By Mortz C. Ortigoza
CALASIAO - With countless couples he wedded already, the young mayor here said one of the funny incidents was when the groom wanted to revoke the wedding a day after he married them.
Mayor Mark Roy Macanlalay said the new husband wanted to be separated from the new wife because she would not allow the former to go out of the house to attend the evening event of the village’s fiesta.
“Meron iyong isa pero hindi ko alam kung natuloy ba iyan kinasal siya itong araw na ito dahil fiesta sa barangay. Next day nakikipag hiwalay dahil hindi ata pinayagan lumabas si lalaki,” he stressed.
He advised the husband that he could not do it aside that the wife was already pregnant.
Macanlalay would not cite the village here where the couples who quarrelled lived.
He said in his five years as mayor he solemnized already more than 500 pairs.
“In the mass wedding alone in the mall and at the plaza that were already 500! Not to mention the weekly wedding I officiated in the town hall”.
He said the couple chose him to officiate their ceremony because they already knew him and witnessed how he humoured the couples to ease them up.
“They know they have to spend money in a church wedding. They do not know the judge. The mayor is the most “flexible” person they know”.
The Local Government Code (LGC) of the Philippine allows chief executive of the towns and cities to officiate wedding while the Family Code of the Philippines allows only registered Church officials and any incumbent member of the judiciary to officiate at weddings.

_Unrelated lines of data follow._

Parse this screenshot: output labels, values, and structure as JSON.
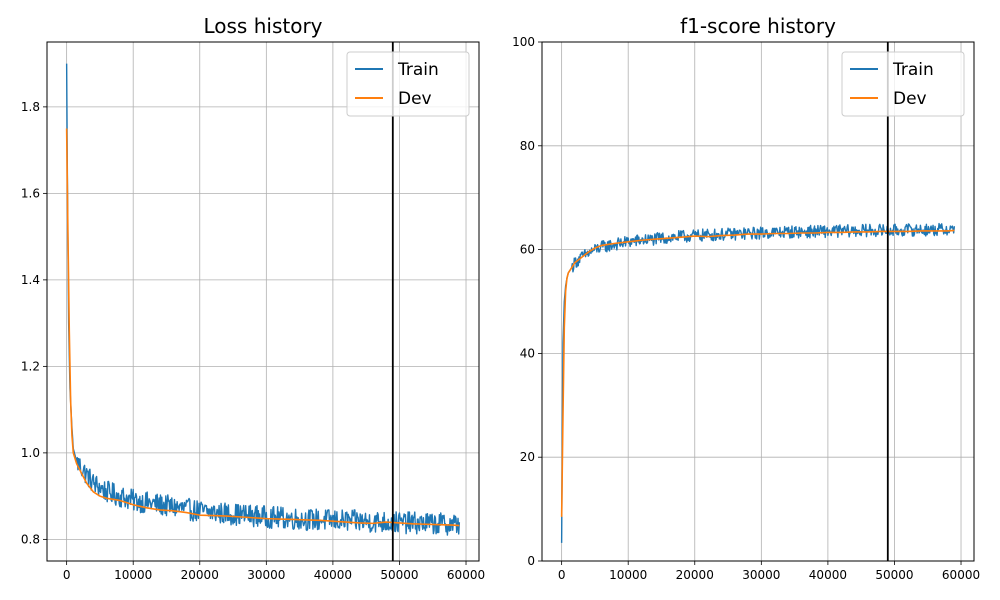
{
  "chart_data": [
    {
      "type": "line",
      "title": "Loss history",
      "xlabel": "",
      "ylabel": "",
      "xlim": [
        -2950,
        61950
      ],
      "ylim": [
        0.75,
        1.95
      ],
      "x_ticks": [
        0,
        10000,
        20000,
        30000,
        40000,
        50000,
        60000
      ],
      "x_tick_labels": [
        "0",
        "10000",
        "20000",
        "30000",
        "40000",
        "50000",
        "60000"
      ],
      "y_ticks": [
        0.8,
        1.0,
        1.2,
        1.4,
        1.6,
        1.8
      ],
      "y_tick_labels": [
        "0.8",
        "1.0",
        "1.2",
        "1.4",
        "1.6",
        "1.8"
      ],
      "grid": true,
      "legend": "top-right",
      "vline_x": 49000,
      "series": [
        {
          "name": "Train",
          "color": "#1f77b4",
          "x": [
            0,
            150,
            300,
            500,
            750,
            1000,
            1500,
            2000,
            2500,
            3000,
            3500,
            4000,
            5000,
            6000,
            7000,
            8000,
            9000,
            10000,
            12000,
            14000,
            16000,
            18000,
            20000,
            22000,
            24000,
            26000,
            28000,
            30000,
            32000,
            34000,
            36000,
            38000,
            40000,
            42000,
            44000,
            46000,
            48000,
            50000,
            52000,
            54000,
            56000,
            58000,
            59000
          ],
          "y": [
            1.9,
            1.55,
            1.3,
            1.15,
            1.07,
            1.01,
            0.98,
            0.97,
            0.96,
            0.95,
            0.94,
            0.93,
            0.92,
            0.91,
            0.905,
            0.9,
            0.895,
            0.89,
            0.885,
            0.88,
            0.875,
            0.87,
            0.865,
            0.862,
            0.86,
            0.857,
            0.855,
            0.852,
            0.85,
            0.848,
            0.846,
            0.845,
            0.844,
            0.843,
            0.842,
            0.841,
            0.84,
            0.839,
            0.838,
            0.837,
            0.836,
            0.835,
            0.835
          ],
          "noise": 0.016
        },
        {
          "name": "Dev",
          "color": "#ff7f0e",
          "x": [
            0,
            200,
            400,
            600,
            800,
            1000,
            1500,
            2000,
            3000,
            4000,
            5000,
            6000,
            8000,
            10000,
            12000,
            14000,
            16000,
            18000,
            20000,
            22000,
            24000,
            26000,
            28000,
            30000,
            32000,
            34000,
            36000,
            38000,
            40000,
            42000,
            44000,
            46000,
            48000,
            50000,
            52000,
            54000,
            56000,
            58000,
            59000
          ],
          "y": [
            1.75,
            1.5,
            1.28,
            1.12,
            1.04,
            1.0,
            0.975,
            0.96,
            0.93,
            0.91,
            0.9,
            0.895,
            0.89,
            0.88,
            0.873,
            0.868,
            0.866,
            0.862,
            0.856,
            0.855,
            0.854,
            0.852,
            0.85,
            0.848,
            0.847,
            0.846,
            0.845,
            0.844,
            0.842,
            0.84,
            0.838,
            0.837,
            0.84,
            0.838,
            0.836,
            0.835,
            0.834,
            0.833,
            0.832
          ]
        }
      ]
    },
    {
      "type": "line",
      "title": "f1-score history",
      "xlabel": "",
      "ylabel": "",
      "xlim": [
        -2950,
        61950
      ],
      "ylim": [
        0,
        100
      ],
      "x_ticks": [
        0,
        10000,
        20000,
        30000,
        40000,
        50000,
        60000
      ],
      "x_tick_labels": [
        "0",
        "10000",
        "20000",
        "30000",
        "40000",
        "50000",
        "60000"
      ],
      "y_ticks": [
        0,
        20,
        40,
        60,
        80,
        100
      ],
      "y_tick_labels": [
        "0",
        "20",
        "40",
        "60",
        "80",
        "100"
      ],
      "grid": true,
      "legend": "top-right",
      "vline_x": 49000,
      "series": [
        {
          "name": "Train",
          "color": "#1f77b4",
          "x": [
            0,
            100,
            200,
            400,
            600,
            800,
            1000,
            1500,
            2000,
            3000,
            4000,
            5000,
            6000,
            8000,
            10000,
            12000,
            14000,
            16000,
            18000,
            20000,
            22000,
            24000,
            26000,
            28000,
            30000,
            32000,
            34000,
            36000,
            38000,
            40000,
            42000,
            44000,
            46000,
            48000,
            50000,
            52000,
            54000,
            56000,
            58000,
            59000
          ],
          "y": [
            3.5,
            25,
            42,
            50,
            53,
            54.5,
            55.5,
            56.5,
            57.5,
            58.5,
            59.3,
            60,
            60.5,
            61,
            61.5,
            61.8,
            62,
            62.3,
            62.5,
            62.7,
            62.8,
            62.9,
            63,
            63.1,
            63.2,
            63.3,
            63.4,
            63.4,
            63.5,
            63.5,
            63.6,
            63.6,
            63.7,
            63.7,
            63.7,
            63.8,
            63.8,
            63.8,
            63.9,
            63.9
          ],
          "noise": 0.75
        },
        {
          "name": "Dev",
          "color": "#ff7f0e",
          "x": [
            0,
            200,
            400,
            600,
            800,
            1000,
            1500,
            2000,
            3000,
            4000,
            5000,
            6000,
            8000,
            10000,
            12000,
            14000,
            16000,
            18000,
            20000,
            22000,
            24000,
            26000,
            28000,
            30000,
            32000,
            34000,
            36000,
            38000,
            40000,
            42000,
            44000,
            46000,
            48000,
            50000,
            52000,
            54000,
            56000,
            58000,
            59000
          ],
          "y": [
            8.5,
            28,
            45,
            52,
            54.5,
            55.5,
            56.5,
            57.5,
            58.5,
            59.5,
            60.3,
            60.8,
            61.2,
            61.5,
            61.8,
            62,
            62.2,
            62.4,
            62.6,
            62.5,
            62.7,
            62.8,
            63,
            63,
            63.1,
            63.1,
            63.2,
            63.2,
            63.3,
            63.3,
            63.4,
            63.4,
            63.5,
            63.5,
            63.5,
            63.6,
            63.6,
            63.6,
            63.7
          ]
        }
      ]
    }
  ]
}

In certain cases, a ship captain or airline chief, the military commander of a unit in the absence of the chaplain, and consular officials abroad may officiates marriages.
According to Abono Party-list Congressman Conrad Estrella in his late 1990s interview as quoted by UCANews.com: “There are many couples in the rural areas who want to get married but they cannot afford to pay the huge expenses of a Church wedding”.
In the Philippines, couples may pay for an "Especial Mass," which among other advantages includes a choir, flowers, red carpet and choice of dates.
Couples who cannot afford such a wedding are married in "ordinary" weddings, which are conducted on Saturdays during regular Masses with more than one couple. Couples can also opt for a wedding on another day without a Mass.
Macanlalay said several couples tried to give him monies even most of them came from the marginalized section of the society while the few came from the well-to-do, but they all rejected them.
“Many of them try to give monies but I declined. I told them what I do was service as public official. May mga well-off ginagawa magbigay ng fruit baskets. Siyempre pag may ganoon di ko tinatangihan. Pero pag pera tangihan ko, minsan nag-aabot pa sila ng sobre”.
LGC says the mayor can only wed in his jurisdiction.
The mayor was just wedded too with Byorn Mangahas from Barangay San Miguel here last May 1 in a Christian ceremony at Camp John Hay in Baguio City and an extended celebration at the air conditioned Stadia in Dagupan City for relatives and political supporters.
The crowd relished the twin celebrations as the mayor and his bride shook and gyrated to the tune of the music as one of the treats of the wedding.